Já no segundo lote, foi habilitado o consórcio CETENCO Engenharia S.A., pela AGIS Construção S.A. e pela CONSBEM Construções e Comércio Ltda. Por fim, para o terceiro lote foi classificado o consórcio formado pela Mota Engil Engenharia e Construção S.A., pela OBRASCON Huarte Lain S.A. e pela MEIR Serviços e Construções Ltda.

Ao todo foram sete propostas de preço enviadas pelas empresas na licitação. De acordo com a ata de uma reunião realizada pela CTB na semana passada, o consórcio “Expresso Mobilidade Salvador” ofereceu mais de R$ 1,41 bilhão para gerir as obras do Lote 1 do VLT, que compreende o trecho do VLT entre os bairros da Calçada, na capital baiana, e de Ilha de São João, em Simões Filho, na Região Metropolitana de Salvador (RMS).
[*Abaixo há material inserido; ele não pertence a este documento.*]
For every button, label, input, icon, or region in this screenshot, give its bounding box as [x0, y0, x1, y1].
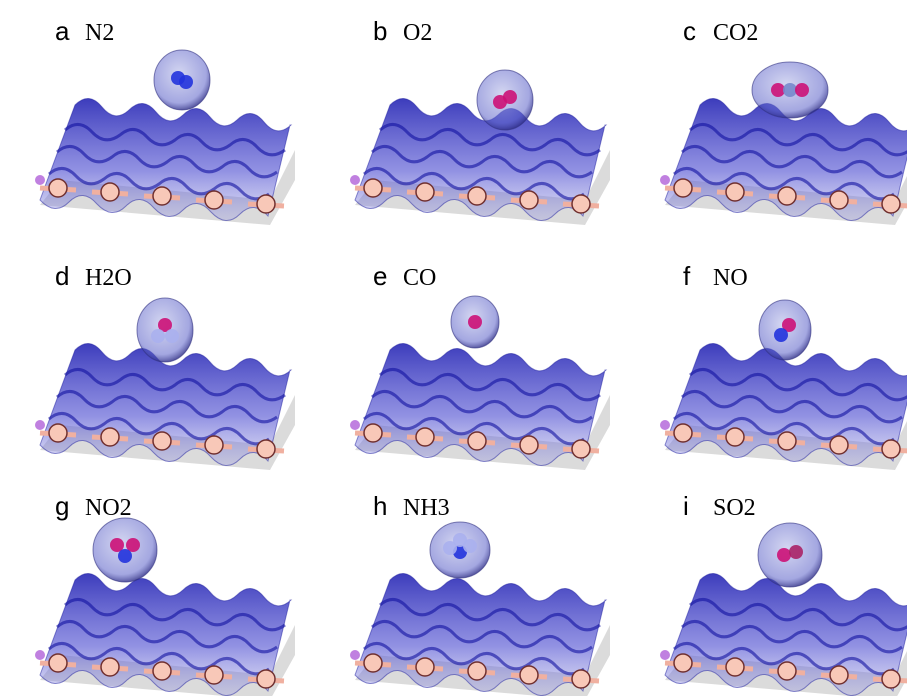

Já a Mendes Júnior Trading e Engenharia S.A. – empresa que se encontra em recuperação judicial – ofereceu valores levemente superiores, em torno de R$ 1,43 bilhão. Para este trecho, o Governo do Estado tinha estipulado um gasto de acima dos R$ 1,5 bilhão para tirar as obras do papel.

Assim como no primeiro trecho, a Mendes Júnior voltou a oferecer o maior valor entre as três propostas recebidas pelo Lote 2, referente ao traçado entre os bairros de Paripe e Águas Claras, através da Estrada do Derba. A oferta da empresa foi de R$ 1,91 bilhão contra R$ 1,31 bilhão oferecido pelo consórcio formado pela OECI S.A., empresa subsidiária da Novonor (ex-Odebrecht), pela FBS Construção Civil e Pavimentação S.A. e pela SMF Serviços Metroferroviários Ltda.

O consórcio formado pela CETENCO Engenharia S.A., pela AGIS Construção S.A. e pela CONSBEM Construções e Comércio estipulou pouco mais de R$ 1,08 bilhão para executar as obras. Mais uma vez, os valores levantados pelas empresas ficaram abaixo da previsão do governo, que especulou que seriam necessários aproximadamente R$ 1,25 bilhão para a implantação do projeto.

Já o Lote 3 do VLT de Salvador, que ligará o bairro de Águas Claras à orla de Piatã, recebeu duas propostas. A AG Construções e Serviços S.A, subsidiária da Andrade Gutierrez, ofereceu pouco mais de R$ 879 milhões para gerir as obras do trecho, valor que se aproximou dos cerca de R$ 880 milhões sugeridos pelo governo.

A licitação do VLT ocorre na modalidade “técnico e preço”, que é um tipo de licitação onde a proposta vencedora consiste “na maior média ponderada, considerando as notas obtidas nas propostas de preço e de técnica, conforme parâmetros estabelecidos no edital”.  De acordo com nota da CTB enviada ao Bahia Notícias, a licitação ocorre dentro dos prazos previstos e a expectativa é que a assinatura do contrato seja feita até o mês de junho. Já o início dos projetos e instalação dos canteiros de obras pelas contratadas deve acontecer em julho.